The Direct Simulation Monte Carlo (DSMC) method has been used for more than 50 years to simulate rarefied gases. The advent of modern supercomputers has brought higher-density near-continuum flows within range. This in turn has revived the debate as to whether the Boltzmann equation, which assumes molecular chaos, can be used to simulate continuum flows when they become turbulent. In an effort to settle this debate, two canonical turbulent flows are examined, and the results are compared to available continuum theoretical and numerical results for the Navier-Stokes equations.
We provide a demonstration that gas-kinetic methods incorporating molecular chaos can simulate the sustained turbulence that occurs in wall-bounded turbulent shear flows.

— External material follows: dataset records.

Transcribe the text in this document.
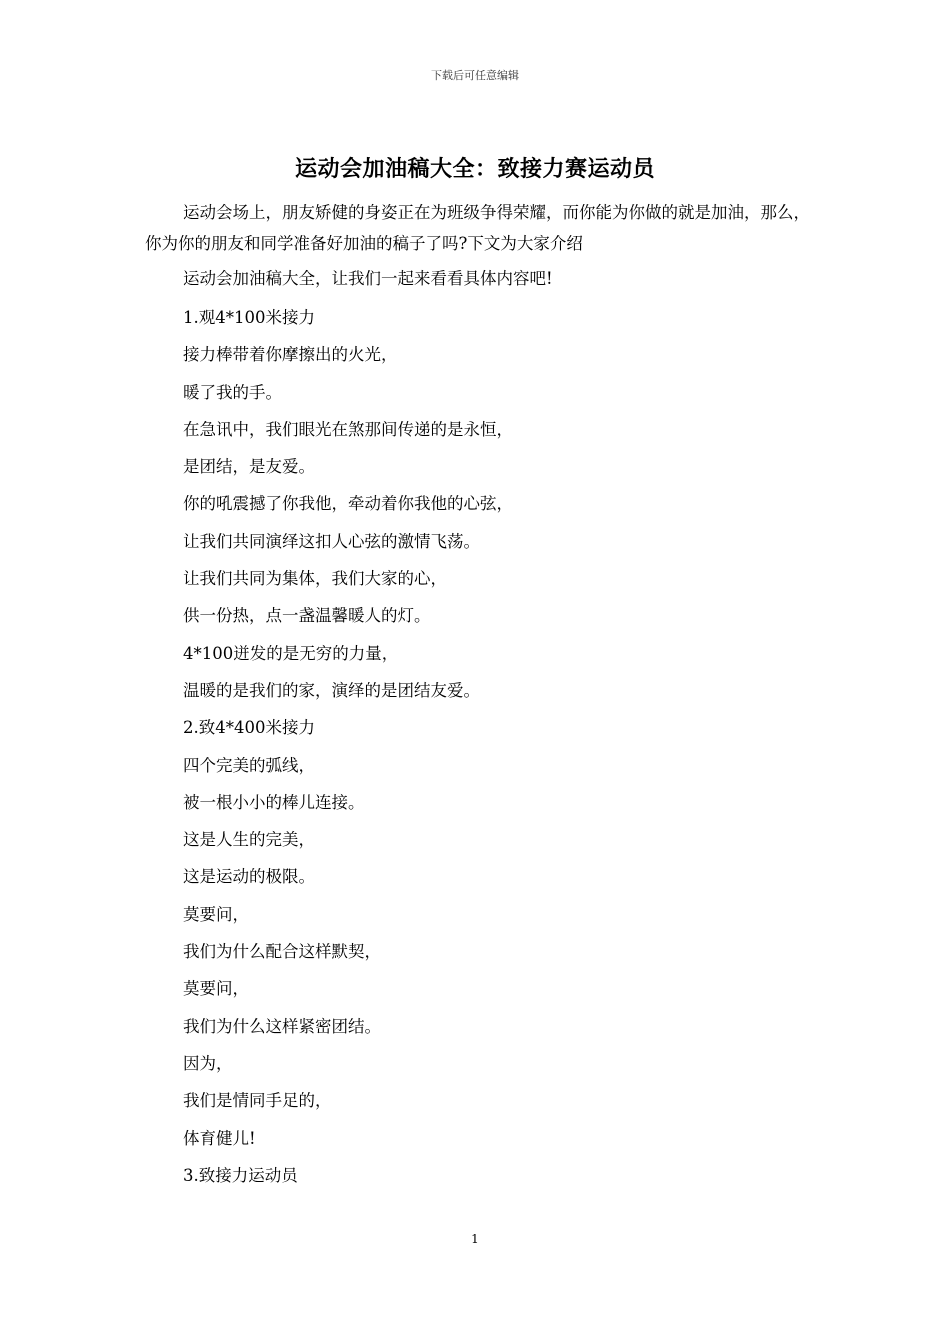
下载后可任意编辑
运动会加油稿大全：致接力赛运动员

运动会场上，朋友矫健的身姿正在为班级争得荣耀，而你能为你做的就是加油，那么，你为你的朋友和同学准备好加油的稿子了吗?下文为大家介绍

运动会加油稿大全，让我们一起来看看具体内容吧!
1.观4*100米接力
接力棒带着你摩擦出的火光，
暖了我的手。
在急讯中，我们眼光在煞那间传递的是永恒，
是团结，是友爱。
你的吼震撼了你我他，牵动着你我他的心弦，
让我们共同演绎这扣人心弦的激情飞荡。
让我们共同为集体，我们大家的心，
供一份热，点一盏温馨暖人的灯。
4*100迸发的是无穷的力量，
温暖的是我们的家，演绎的是团结友爱。
2.致4*400米接力
四个完美的弧线，
被一根小小的棒儿连接。
这是人生的完美，
这是运动的极限。
莫要问，
我们为什么配合这样默契，
莫要问，
我们为什么这样紧密团结。
因为，
我们是情同手足的，
体育健儿!
3.致接力运动员
1
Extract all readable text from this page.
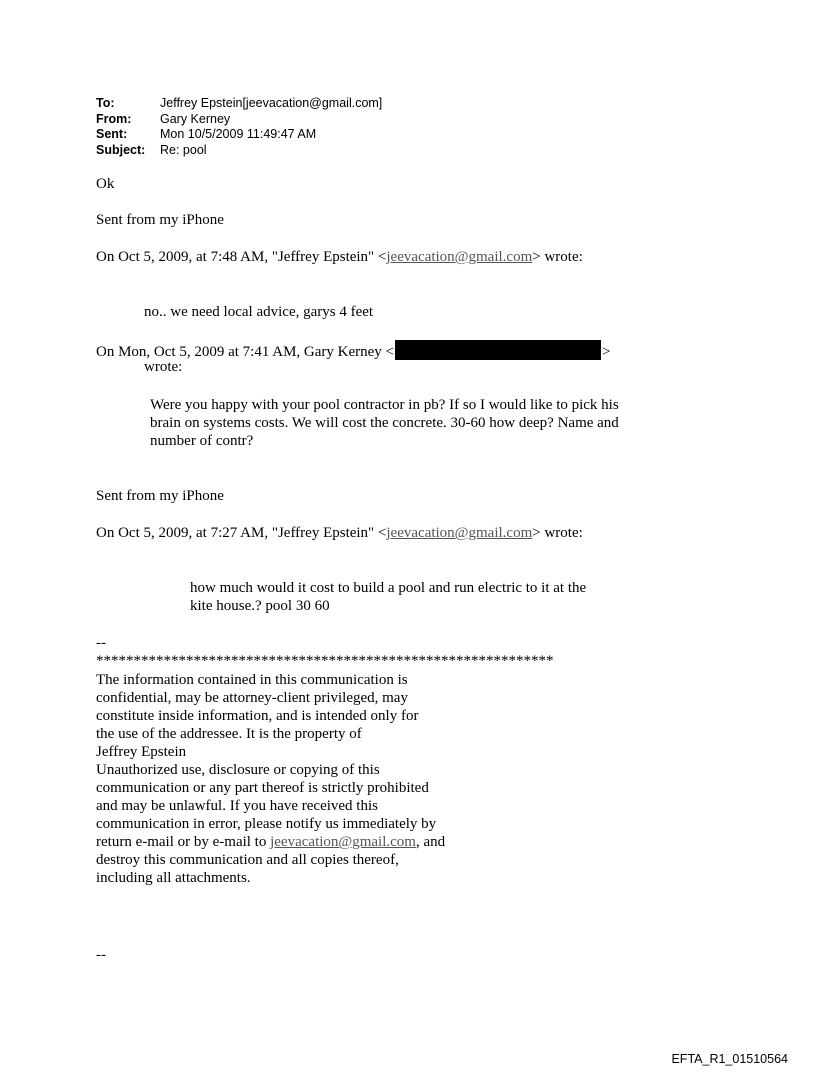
To:	Jeffrey Epstein[jeevacation@gmail.com]
From:	Gary Kerney
Sent:	Mon 10/5/2009 11:49:47 AM
Subject:	Re: pool
Ok
Sent from my iPhone
On Oct 5, 2009, at 7:48 AM, "Jeffrey Epstein" <jeevacation@gmail.com> wrote:
no.. we need local advice, garys 4 feet
On Mon, Oct 5, 2009 at 7:41 AM, Gary Kerney <	>
wrote:
Were you happy with your pool contractor in pb? If so I would like to pick his
brain on systems costs. We will cost the concrete. 30-60 how deep? Name and
number of contr?
Sent from my iPhone
On Oct 5, 2009, at 7:27 AM, "Jeffrey Epstein" <jeevacation@gmail.com> wrote:
how much would it cost to build a pool and run electric to it at the
kite house.? pool 30 60
--
*************************************************************
The information contained in this communication is
confidential, may be attorney-client privileged, may
constitute inside information, and is intended only for
the use of the addressee. It is the property of
Jeffrey Epstein
Unauthorized use, disclosure or copying of this
communication or any part thereof is strictly prohibited
and may be unlawful. If you have received this
communication in error, please notify us immediately by
return e-mail or by e-mail to jeevacation@gmail.com, and
destroy this communication and all copies thereof,
including all attachments.
--
EFTA_R1_01510564
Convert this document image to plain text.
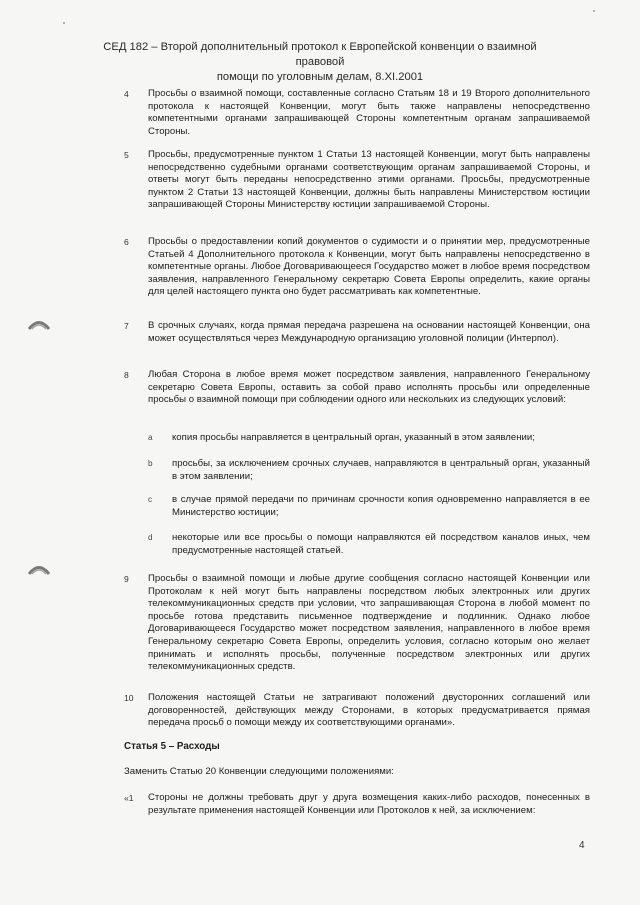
СЕД 182 – Второй дополнительный протокол к Европейской конвенции о взаимной правовой
помощи по уголовным делам, 8.XI.2001
4	Просьбы о взаимной помощи, составленные согласно Статьям 18 и 19 Второго дополнительного протокола к настоящей Конвенции, могут быть также направлены непосредственно компетентными органами запрашивающей Стороны компетентным органам запрашиваемой Стороны.
5	Просьбы, предусмотренные пунктом 1 Статьи 13 настоящей Конвенции, могут быть направлены непосредственно судебными органами соответствующим органам запрашиваемой Стороны, и ответы могут быть переданы непосредственно этими органами. Просьбы, предусмотренные пунктом 2 Статьи 13 настоящей Конвенции, должны быть направлены Министерством юстиции запрашивающей Стороны Министерству юстиции запрашиваемой Стороны.
6	Просьбы о предоставлении копий документов о судимости и о принятии мер, предусмотренные Статьей 4 Дополнительного протокола к Конвенции, могут быть направлены непосредственно в компетентные органы. Любое Договаривающееся Государство может в любое время посредством заявления, направленного Генеральному секретарю Совета Европы определить, какие органы для целей настоящего пункта оно будет рассматривать как компетентные.
7	В срочных случаях, когда прямая передача разрешена на основании настоящей Конвенции, она может осуществляться через Международную организацию уголовной полиции (Интерпол).
8	Любая Сторона в любое время может посредством заявления, направленного Генеральному секретарю Совета Европы, оставить за собой право исполнять просьбы или определенные просьбы о взаимной помощи при соблюдении одного или нескольких из следующих условий:
a	копия просьбы направляется в центральный орган, указанный в этом заявлении;
b	просьбы, за исключением срочных случаев, направляются в центральный орган, указанный в этом заявлении;
c	в случае прямой передачи по причинам срочности копия одновременно направляется в ее Министерство юстиции;
d	некоторые или все просьбы о помощи направляются ей посредством каналов иных, чем предусмотренные настоящей статьей.
9	Просьбы о взаимной помощи и любые другие сообщения согласно настоящей Конвенции или Протоколам к ней могут быть направлены посредством любых электронных или других телекоммуникационных средств при условии, что запрашивающая Сторона в любой момент по просьбе готова представить письменное подтверждение и подлинник. Однако любое Договаривающееся Государство может посредством заявления, направленного в любое время Генеральному секретарю Совета Европы, определить условия, согласно которым оно желает принимать и исполнять просьбы, полученные посредством электронных или других телекоммуникационных средств.
10	Положения настоящей Статьи не затрагивают положений двусторонних соглашений или договоренностей, действующих между Сторонами, в которых предусматривается прямая передача просьб о помощи между их соответствующими органами».
Статья 5 – Расходы
Заменить Статью 20 Конвенции следующими положениями:
«1	Стороны не должны требовать друг у друга возмещения каких-либо расходов, понесенных в результате применения настоящей Конвенции или Протоколов к ней, за исключением:
4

The direct simulation Monte Carlo method, a gas-kinetic molecular method that enforces molecular chaos for gas-molecule collisions, is used to simulate the minimal Couette flow at Re=500. The resulting law of the wall, the average wall shear stress, the average kinetic energy, and the continually regenerating coherent structures all agree closely with corresponding results from direct numerical simulation of the Navier-Stokes equations. These results indicate that molecular chaos for collisions in gas-kinetic methods does not prevent development of molecular-scale long-range correlations required to form hydrodynamic-scale turbulent coherent structures.
We provide the first demonstration that molecular-level methods based on gas kinetic theory and molecular chaos can simulate turbulence and its decay. The direct simulation Monte Carlo (DSMC) method, a molecular-level technique for simulating gas flows that resolves phenomena from molecular to hydrodynamic (continuum) length scales, is applied to simulate the Taylor-Green vortex flow. The DSMC simulations reproduce the Kolmogorov -5/3 law and agree well with the turbulent kinetic energy and energy dissipation rate obtained from direct numerical simulation of the Navier-Stokes equations using a spectral method. This agreement provides strong evidence that molecular-level methods for gases can be used to investigate turbulent flows quantitatively.